Wall Street Banks In Talks To Settle SEC Lawsuit Over CDOs

Wall Street Banks Could Settle SEC Conflict Of Interest Lawsuit

As the government hunts for conflicts of interest at Wall Street banks that peddled investments which contributed to the worst financial collapse since the Great Depression, those banks are reportedly near settlement.

The SEC is looking at banks such as Citigroup, JPMorgan Chase and Morgan Stanley, to determine whether they knew crucial information that they didn't tell investors, when they sold complicated mortgage-based securities. But those banks and their regulators have begun talks that could lead to out-of-court settlements, agreements that would relieve the banks of an enormous legal headache, the Wall Street Journal reports.

Goldman Sachs reached a similar deal in July, after the SEC said the bank sold investors a set of securities that had been partially selected by a hedge fund (and Goldman client) that was betting against it. Goldman paid $550 million, a record sum, but peanuts for a bank that earned $13.4 billion last year.

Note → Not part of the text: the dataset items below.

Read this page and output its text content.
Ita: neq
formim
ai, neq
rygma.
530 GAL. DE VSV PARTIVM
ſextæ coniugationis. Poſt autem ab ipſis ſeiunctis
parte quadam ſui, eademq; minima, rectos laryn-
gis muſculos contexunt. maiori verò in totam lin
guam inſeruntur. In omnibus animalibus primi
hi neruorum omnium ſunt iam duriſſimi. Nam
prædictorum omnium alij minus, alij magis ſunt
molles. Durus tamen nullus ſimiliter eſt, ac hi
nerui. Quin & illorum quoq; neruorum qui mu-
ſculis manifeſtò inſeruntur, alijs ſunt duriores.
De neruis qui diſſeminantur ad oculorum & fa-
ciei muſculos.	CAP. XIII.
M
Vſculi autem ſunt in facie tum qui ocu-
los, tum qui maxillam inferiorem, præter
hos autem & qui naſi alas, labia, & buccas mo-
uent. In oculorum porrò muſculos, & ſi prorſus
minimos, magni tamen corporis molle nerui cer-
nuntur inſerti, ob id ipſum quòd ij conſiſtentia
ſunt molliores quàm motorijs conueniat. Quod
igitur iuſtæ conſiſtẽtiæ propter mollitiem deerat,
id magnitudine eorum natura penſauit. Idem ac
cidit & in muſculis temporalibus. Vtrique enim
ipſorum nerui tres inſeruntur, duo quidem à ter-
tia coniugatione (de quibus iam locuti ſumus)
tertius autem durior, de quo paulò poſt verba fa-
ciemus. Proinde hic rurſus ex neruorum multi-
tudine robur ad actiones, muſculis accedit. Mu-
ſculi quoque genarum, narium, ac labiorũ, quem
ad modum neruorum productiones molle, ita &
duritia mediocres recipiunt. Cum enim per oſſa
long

In the years leading up to the financial crisis, Wall Street banks combined vast batches of prime and subprime mortgages into securities known as collateralized debt obligations (CDOs) that, though they later tanked dramatically, received seals of approval from the major credit ratings agencies.

When the housing market crashed, these CDOs, and the other derivatives that insured them, ravaged balance sheets throughout the financial system, exacerbating the need for a taxpayer bailout.

As ProPublica has chronicled, Wall Street banks often recycled pieces of complicated securities that they couldn't sell, using them to create still more securities that again received the ratings agencies' blessing. CDOs became a more than $1 trillion industry.